Join Date: May-2003
Corn Snake Care Sheet
Cornsnakes are very interesting and loving snakes. They will never bite you (unless provoked or are afraid), and are very easy to take care of. If you are a cornsnake owner, or are aspiring to be one, I wish you the best of luck and congratulate you for picking the best pet snake out there! Also, please do not rely solely on this page! Research your pet, and even ask your local breeders any questions you might have!
Adult corns will grow to be 3 to 5 feet long. The longest ever recorded is 6 feet, so don't be surprised if your snake gets kind of big. It takes them about two years or so to get this length, but many take longer if they are exposed to the lower temperatures, such as 70 degrees.
Cornsnakes will live anywhere from 15 to 20 years, if they are cared for in the proper way, which is not that hard to do.
Their natural range is Florida, Georgia, South Carolina, North Carolina, Tennesee, Alabama, and the rest of the southeastern US.
Corns are constrictors, and do not have venom.
They are nice 'handling pets', which basically means you can hold them without them feeling intimidated.
Cornsnakes will do well in almost any container, provided it is big enough. Baby cornsnakes will do well in a 5 or 10 gallon tank. Breeders, who house hundreds of snakes at a time, use boxes. If you use a box, don't use a lamp or heat pad because it may catch fire. Juveniles are happy in 10-15 gallon tanks or sweater boxes. Adults can be housed in 20-25 gallon tanks, or sweaterboxes. And, as always MAKE SURE IT IS ESCAPE-PROOF!!!
Click Here to see a drawing of my cage setup!
There are five basic things a cornsnake needs in his house:
-A secure lid
-A hide box
-A clean water dish
Corn snakes are very good at escaping from their cages. If there is a way to get out, they will. This is easily solved by making sure your cage lid is hooked down, or your box lid is taped shut.
Cornsnakes like to hide and almost anything will please them. I have two types of hiding places for my snake. They are shredded paper on one end, and on the other a hide box. My hide box is just the cut off bottom of a yogurt container, with a little opening in the front. My corn seems to like both areas, but others may prefer one or the other. I've noticed they like hiding places with low celings.
Cornsnakes need water in their tank all the time. If it gets dry or soiled, it needs to be cleaned immediately. Water dishes come in handy during shedding, because the snake will submerge itself right before. Therefore, the dish should be big enough so the snake can submerge its whole body.

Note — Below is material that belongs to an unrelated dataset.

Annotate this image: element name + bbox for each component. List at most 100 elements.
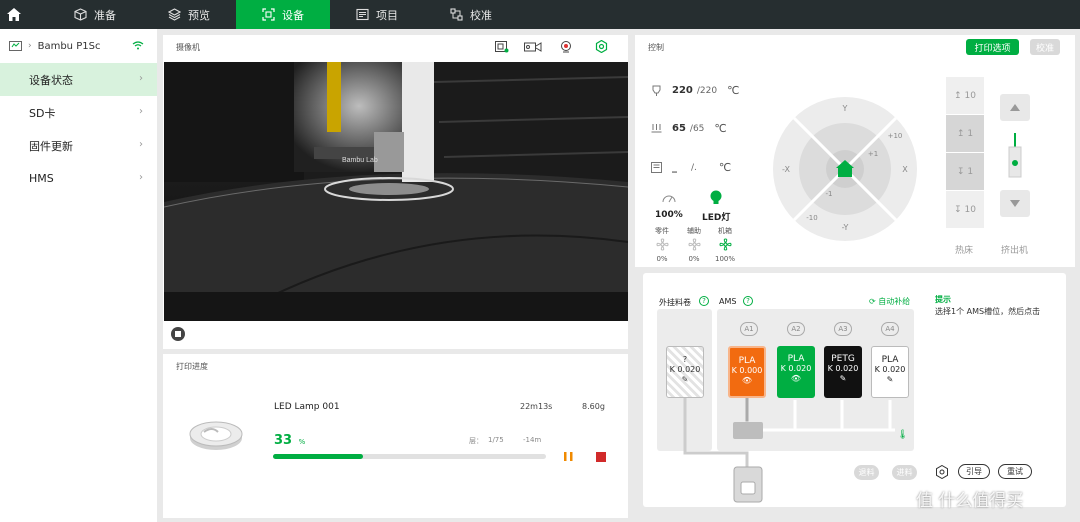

Bedding for a cornsnake can be newspaper, aspen shavings, astro-turf, carpet, or papertowels. Gravel and sand are not good for bedding because they take moisture out of your snake's skin. Cedar shavings SHOULD NOT be used because they cause respiratory problems. Also, bedding from the forest or yard should not be used because it may cause respiratory or mite problems. If you buy bedding from a store, make sure it doesn't give off any dust. This too will cause breathing problems.
There is a lot of controversy over whether or not your snake needs a temperature gradient. I've heard some experienced breeders say you don't need a temperature gradient, but the temperature should be constant. Fluxuating temperatures cause a high amount of stress for your snake. For babies, the temperature should be 80-85. Older snakes will do ok in 73-80 degrees. If you would like to provide a gradient, go ahead! The temps should be no more then 77-85 in the warm end and no less than 70-77 in the cool end. Snakes like to choose their own temperature. But, if you do, make sure to provide a hide box in both ends because shy snakes will stick with their hide box even if it is too hot.
A healthy cornsnake diet consists of only mice. They get all the nutrition they need in a mouse. Live mice can do major damage to an unhungry snake, and pre-killed mice cost much less than live.